Cobbold’s other great attribute was his speed. In his prime he was a considerable sprinter, his obituary in The Times recalling: “Who that ever saw him speeding away down Parker’s Piece will ever forget it? He was extraordinarily hard to stop and extremely fast.” Although in essence a one-paced player, lacking the ability – so conspicuously displayed by Stanley Matthews – to stop, start and accelerate, Cobbold nonetheless possessed the exceptional ball control required to make him a most daunting opponent. “No man that ever played,” wrote Pickford and Gibson, “could control the ball so effectively as Cobbold could when travelling at full speed… [He was] inimitable, the finest and fastest dribbler the Association game has known.”

To his abilities as a runner and a dribbler, moreover, must be added great prowess as a goalscorer. Cobbold was renowned for his marksmanship, and it was commented that, given two feet of goal to aim at, “Nuts” would invariably hit the target. The striker had, most contemporaries agreed, one of the fiercest shots yet seen. “He could shoot in any position,” was the verdict of Pickford and Gibson, “and he sent the ball in like a charge from a hundred-ton gun.”

Cobbold anticipated the professional game in one respect (noted Edward Grayson, the historian of the early amateurs), “for in order to avoid getting hurt, he turned out swathed in rubber bandages and ankle guards.” He belonged, nonetheless, resolutely to the earliest period of Association Football, disdaining – in common with many footballers of his generation – the aerial game, then regarded as a novel and distasteful innovation, and “eliminating all heading from his play.” “Nuts” also declined to modify his dribbling style with the advent of new tactics for “passing forward” in the early 1880s – partly, speculated Pickford and Gibson, “because in his day they had not been sufficiently developed and partly because he himself was a man of infinite resource.” Those who had seen the player in his prime sometimes debated how “Nuts” would have fared against the better organised defences of the 1890’s. “The chances,” Gibson and Pickford concluded in their assessment, “are that against three of our strongest half-backs he would have had to considerably modify his methods.”

Cobbold accumulated a total of nine England caps, a good number at a time when only three international matches were played each year, scoring six England goals in total.
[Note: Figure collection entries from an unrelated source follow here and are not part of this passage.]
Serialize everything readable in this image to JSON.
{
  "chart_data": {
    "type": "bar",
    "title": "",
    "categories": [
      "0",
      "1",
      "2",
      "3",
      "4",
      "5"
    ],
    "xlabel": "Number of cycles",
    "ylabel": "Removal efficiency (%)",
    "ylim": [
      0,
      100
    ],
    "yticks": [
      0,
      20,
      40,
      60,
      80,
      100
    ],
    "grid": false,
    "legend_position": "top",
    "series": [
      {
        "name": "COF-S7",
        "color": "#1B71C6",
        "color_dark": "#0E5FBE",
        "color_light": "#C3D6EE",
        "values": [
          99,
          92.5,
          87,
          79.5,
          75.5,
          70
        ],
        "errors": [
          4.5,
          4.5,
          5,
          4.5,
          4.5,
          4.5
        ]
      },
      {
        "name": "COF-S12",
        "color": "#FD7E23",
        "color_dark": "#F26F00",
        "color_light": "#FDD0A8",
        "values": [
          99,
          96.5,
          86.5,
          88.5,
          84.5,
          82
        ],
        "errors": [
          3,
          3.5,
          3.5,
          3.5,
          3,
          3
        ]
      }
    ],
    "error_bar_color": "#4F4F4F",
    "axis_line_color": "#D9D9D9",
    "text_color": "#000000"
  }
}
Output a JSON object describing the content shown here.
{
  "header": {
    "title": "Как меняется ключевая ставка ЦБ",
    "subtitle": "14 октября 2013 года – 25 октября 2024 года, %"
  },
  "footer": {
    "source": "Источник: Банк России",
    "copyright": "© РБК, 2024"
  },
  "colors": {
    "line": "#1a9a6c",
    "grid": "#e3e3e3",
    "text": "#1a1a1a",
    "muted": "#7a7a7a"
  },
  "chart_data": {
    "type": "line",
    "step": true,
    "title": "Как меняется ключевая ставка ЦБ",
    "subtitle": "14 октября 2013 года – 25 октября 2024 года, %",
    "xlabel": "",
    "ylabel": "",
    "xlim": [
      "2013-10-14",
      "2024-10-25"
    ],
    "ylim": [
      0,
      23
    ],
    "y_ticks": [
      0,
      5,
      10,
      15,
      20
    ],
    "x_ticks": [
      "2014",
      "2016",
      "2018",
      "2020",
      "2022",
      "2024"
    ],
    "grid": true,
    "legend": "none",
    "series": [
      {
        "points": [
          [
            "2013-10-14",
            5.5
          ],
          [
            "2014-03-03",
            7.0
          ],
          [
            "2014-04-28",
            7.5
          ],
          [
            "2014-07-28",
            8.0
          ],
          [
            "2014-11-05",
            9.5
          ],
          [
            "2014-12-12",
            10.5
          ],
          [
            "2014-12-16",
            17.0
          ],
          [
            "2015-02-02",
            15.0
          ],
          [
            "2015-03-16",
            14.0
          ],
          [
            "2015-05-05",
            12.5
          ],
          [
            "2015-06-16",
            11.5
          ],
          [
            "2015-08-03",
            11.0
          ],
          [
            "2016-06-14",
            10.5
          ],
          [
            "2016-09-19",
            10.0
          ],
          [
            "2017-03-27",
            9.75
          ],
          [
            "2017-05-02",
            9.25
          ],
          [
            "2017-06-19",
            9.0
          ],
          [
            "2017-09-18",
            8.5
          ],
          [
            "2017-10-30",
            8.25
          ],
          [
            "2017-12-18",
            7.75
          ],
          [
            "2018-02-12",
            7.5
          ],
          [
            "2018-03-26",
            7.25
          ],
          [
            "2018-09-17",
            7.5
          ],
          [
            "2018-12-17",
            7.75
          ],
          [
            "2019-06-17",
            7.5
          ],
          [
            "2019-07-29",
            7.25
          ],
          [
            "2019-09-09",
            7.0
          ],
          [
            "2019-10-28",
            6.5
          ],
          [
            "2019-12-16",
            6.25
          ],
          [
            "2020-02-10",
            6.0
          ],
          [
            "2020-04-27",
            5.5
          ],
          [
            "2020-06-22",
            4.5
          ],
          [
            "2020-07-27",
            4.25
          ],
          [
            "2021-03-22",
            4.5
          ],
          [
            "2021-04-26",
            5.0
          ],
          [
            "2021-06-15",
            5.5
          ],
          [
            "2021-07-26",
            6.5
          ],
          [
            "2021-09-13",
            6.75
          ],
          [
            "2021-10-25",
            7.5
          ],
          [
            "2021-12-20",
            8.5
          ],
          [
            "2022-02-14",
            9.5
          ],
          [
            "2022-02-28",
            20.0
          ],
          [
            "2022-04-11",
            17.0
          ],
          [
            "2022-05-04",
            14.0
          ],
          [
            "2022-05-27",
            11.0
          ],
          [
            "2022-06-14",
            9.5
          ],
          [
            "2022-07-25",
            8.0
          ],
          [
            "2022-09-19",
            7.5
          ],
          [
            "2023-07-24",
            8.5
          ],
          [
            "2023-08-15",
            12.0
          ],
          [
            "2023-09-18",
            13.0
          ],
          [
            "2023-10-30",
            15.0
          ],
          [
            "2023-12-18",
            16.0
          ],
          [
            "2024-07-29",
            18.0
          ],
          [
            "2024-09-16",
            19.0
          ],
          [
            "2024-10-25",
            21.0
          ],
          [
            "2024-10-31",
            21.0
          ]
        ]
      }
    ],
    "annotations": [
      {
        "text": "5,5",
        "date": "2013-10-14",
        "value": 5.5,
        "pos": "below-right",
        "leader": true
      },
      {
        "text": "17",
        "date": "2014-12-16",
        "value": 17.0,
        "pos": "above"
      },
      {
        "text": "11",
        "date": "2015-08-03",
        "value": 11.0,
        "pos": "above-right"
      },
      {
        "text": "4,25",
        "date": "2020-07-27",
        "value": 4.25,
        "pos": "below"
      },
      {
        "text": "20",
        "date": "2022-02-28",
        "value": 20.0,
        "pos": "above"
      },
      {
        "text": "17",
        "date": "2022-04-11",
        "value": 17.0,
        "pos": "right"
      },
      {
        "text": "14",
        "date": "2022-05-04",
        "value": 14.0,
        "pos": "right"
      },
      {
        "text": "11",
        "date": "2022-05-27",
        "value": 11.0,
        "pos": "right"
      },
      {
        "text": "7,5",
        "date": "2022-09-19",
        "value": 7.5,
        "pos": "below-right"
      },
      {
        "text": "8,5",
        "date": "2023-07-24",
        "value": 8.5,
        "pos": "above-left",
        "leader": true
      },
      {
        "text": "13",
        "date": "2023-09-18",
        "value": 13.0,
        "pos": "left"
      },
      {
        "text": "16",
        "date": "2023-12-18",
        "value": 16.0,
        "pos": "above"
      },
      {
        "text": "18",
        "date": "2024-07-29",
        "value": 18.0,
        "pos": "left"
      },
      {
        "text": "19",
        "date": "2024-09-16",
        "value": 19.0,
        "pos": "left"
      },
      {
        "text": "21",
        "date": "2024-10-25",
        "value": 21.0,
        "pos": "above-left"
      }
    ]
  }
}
His final international appearance came in a narrow March 1887 defeat to Scotland at Ibrox. Selected twice more for the 1888 internationals, he withdrew on both occasions and wasn’t selected subsequently.

Although regarded by his friend G.O. Smith as scarcely in the first rank of cricketers, Cobbold played once for Kent in 1887, scoring four runs, and, after his retirement from football, persisted with cricket and took up golf. Playing against lesser opposition “Nuts” could be a formidable batsman; the first wicket partnership of 440 runs he notched with W.R. Gray for West Wratting, a small village in Cambridgeshire, against Fitzwilliam Hostel in 1891 remains, more than a century later, among the ten highest ever recorded in minor cricket.

As late as 1922, at the time of his death, he could be described as “the most famous association football forward of all time”, and in the words of his Times obituary: “the most individually brilliant dribbler, the player who could most often put in those thrusts that no skill could parry”.